The benchmark palm oil contract for October delivery on the Bursa Malaysia Derivatives Exchange settled 311 ringgit, or 7.4%, higher at 4,511 ringgit ($1,064.42) a tonne, marking its biggest daily gain since January 2009.

Earlier in the day, the contract climbed as much as 8.3% to an all-time high of 4,548 ringgit a tonne.

End-July palm oil stockpiles in Malaysia, the world’s second-largest producer, fell 7.3% from a month earlier to 1.5 million tonnes, according to Malaysian Palm Oil Board (MPOB) data released during the midday break.

“The market was widely expecting (stockpile) numbers to be a tad below 1.6 million tonnes... it’s a big surprise,” said Paramalingam Supramaniam, director of Malaysian brokerage Pelindung Bestari.
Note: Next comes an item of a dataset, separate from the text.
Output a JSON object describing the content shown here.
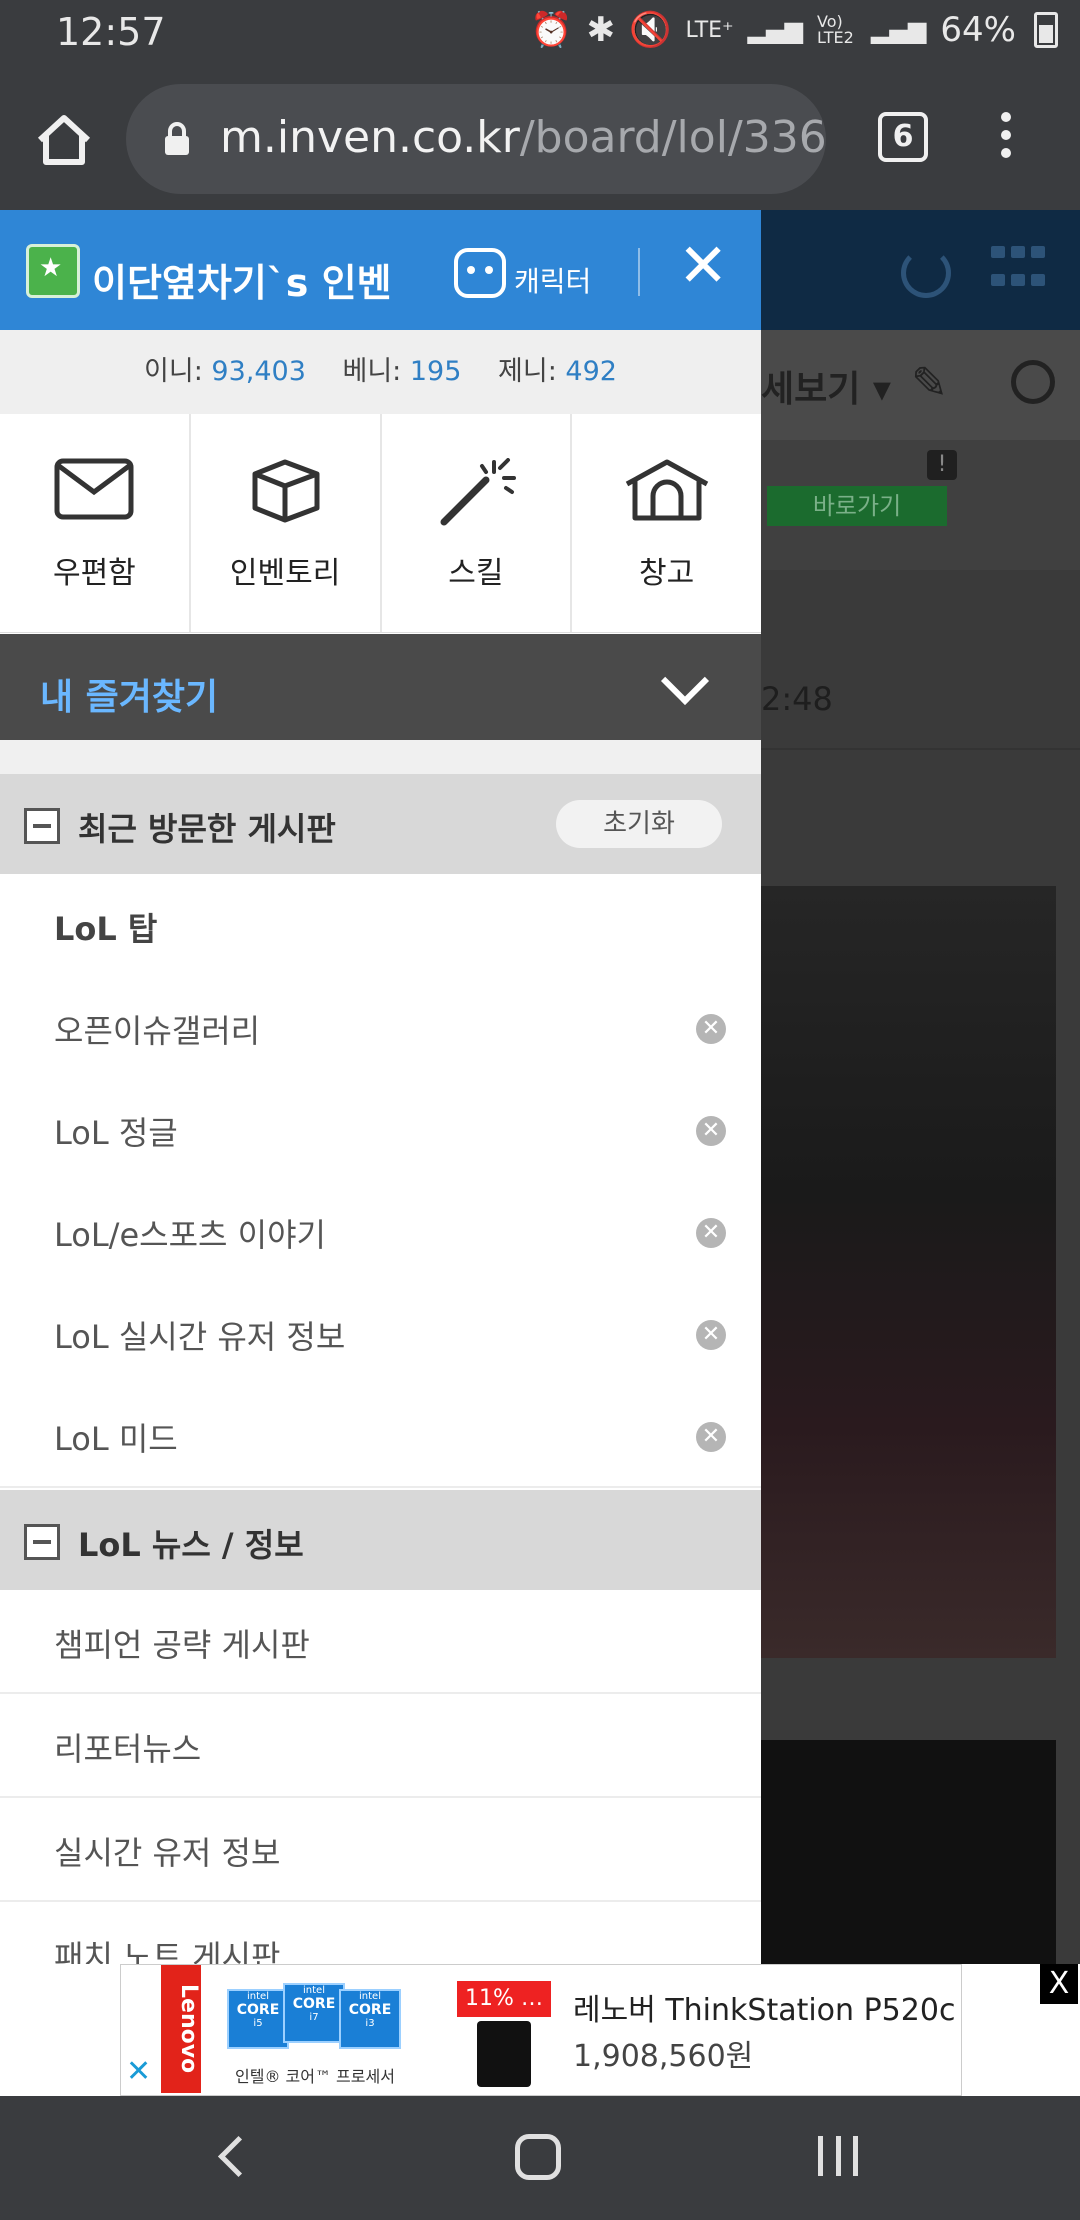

Output fell 5.17% to 1.52 million tonnes despite plantations entering the peak production months, while exports slipped 0.75% to 1.41 million tonnes.

Palm prices were also supported by stockpiling activities in importing countries, such as key buyer China, as arriving shipments face quarantine measures due to COVID-19, Paramalingam said.

Exports of Malaysian palm oil products for Aug. 1-10 fell between 10% and 12.8% from the same period in July, cargo surveyors said.

With a labour shortage in Malaysia delaying harvests and rising COVID-19 cases, palm prices can remain defensive, Paramalingam said.

Dalian’s most-active soyaoil contract rose 3.5% and while its palm oil contract gained 5.1%. Soyaoil prices on the Chicago Board of Trade were up 2.7%.

Palm oil is affected by price movements in related oils as they compete for a share in the global vegetable oils market.